Drop the warehouse complex along one board edge and treat it as the objective-dense "industrial quarter" — the place gangs raid for materials and armies fight to control. The included scatter does double duty here, filling the awkward dead space between large structures with cover that infantry can actually use.
Cargo and containers make the alleys play
The single biggest upgrade to a sprawl's playability is movable, modular cover. Shipping containers and freight are perfect: they're tall enough to block a standing model, short enough to fight over, and you can rearrange them every game to create fresh chokepoints. Our 28mm Sci-Fi Cargo Hauler Terrain set — big rigs and shipping containers — is built to scatter through the streets and loading yards of your sprawl.

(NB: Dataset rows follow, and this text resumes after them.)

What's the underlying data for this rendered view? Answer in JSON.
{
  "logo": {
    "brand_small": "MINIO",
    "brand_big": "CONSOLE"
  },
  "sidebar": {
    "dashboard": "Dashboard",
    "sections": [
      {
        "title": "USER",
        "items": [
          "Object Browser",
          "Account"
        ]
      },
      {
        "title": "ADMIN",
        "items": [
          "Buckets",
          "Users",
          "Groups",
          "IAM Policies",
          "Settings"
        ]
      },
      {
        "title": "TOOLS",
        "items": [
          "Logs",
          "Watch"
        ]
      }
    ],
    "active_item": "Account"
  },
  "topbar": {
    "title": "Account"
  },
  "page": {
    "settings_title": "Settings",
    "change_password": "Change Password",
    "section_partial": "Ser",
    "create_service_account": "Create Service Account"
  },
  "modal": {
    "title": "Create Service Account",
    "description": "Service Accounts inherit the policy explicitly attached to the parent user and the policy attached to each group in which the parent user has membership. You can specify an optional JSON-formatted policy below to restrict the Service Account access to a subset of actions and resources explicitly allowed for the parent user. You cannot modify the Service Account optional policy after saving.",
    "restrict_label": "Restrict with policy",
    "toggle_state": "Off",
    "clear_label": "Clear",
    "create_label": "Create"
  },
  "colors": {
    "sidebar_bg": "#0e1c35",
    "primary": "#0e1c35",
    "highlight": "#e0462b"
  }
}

Stack a few containers to create elevated firing positions, leave gaps to form firing lanes, and park a hauler across an intersection to force flanking movement. Because these pieces are loose rather than fixed, they're the easiest way to re-tune board balance: if shooting armies are dominating, add a container or two to the open lanes and the game tightens immediately.
Putting the sprawl together
A reliable layout method is to build in three passes. First, place your tall UnderNidus buildings to define the main streets and break the board into zones — avoid a neat grid; offset structures so no single sightline crosses the whole table. Second, anchor one corner or edge with the warehouse complex as your industrial quarter and a natural cluster of objectives. Third, sprinkle cargo containers and haulers through the remaining streets and yards to fill firing lanes and create the close-range ambush points that make underhive games sing.
For verticality, make sure at least a few buildings connect — a gantry, a ladder, or simply two structures placed close enough to jump between. Necromunda's rules reward models that fight across levels, and even in standard 40k a rooftop firing position changes how a unit threatens the board.
A note on scale and game systems
Everything above is built around 28mm heroic scale, which is the standard for Necromunda, Warhammer 40,000, Kill Team and most modern sci-fi skirmish systems. The same terrain works across all of them — a hab-block is a hab-block whether you're running a six-model gang or a small 40k strike force. If you play a mix of systems, that cross-compatibility is exactly why a coherent terrain collection is worth assembling once and reusing for years.
Building it your way
The beauty of assembling a sprawl from physical kits is ownership: you build it, paint it, and reconfigure it to suit whatever you're playing this week. Start with the UnderNidus bundle for your skyline, anchor it with the Industrial Warehouse set, and bring the streets to life with cargo haulers and containers. Assemble, prime, and you've got a sci-fi sprawl that will host hundreds of games — and look the part doing it.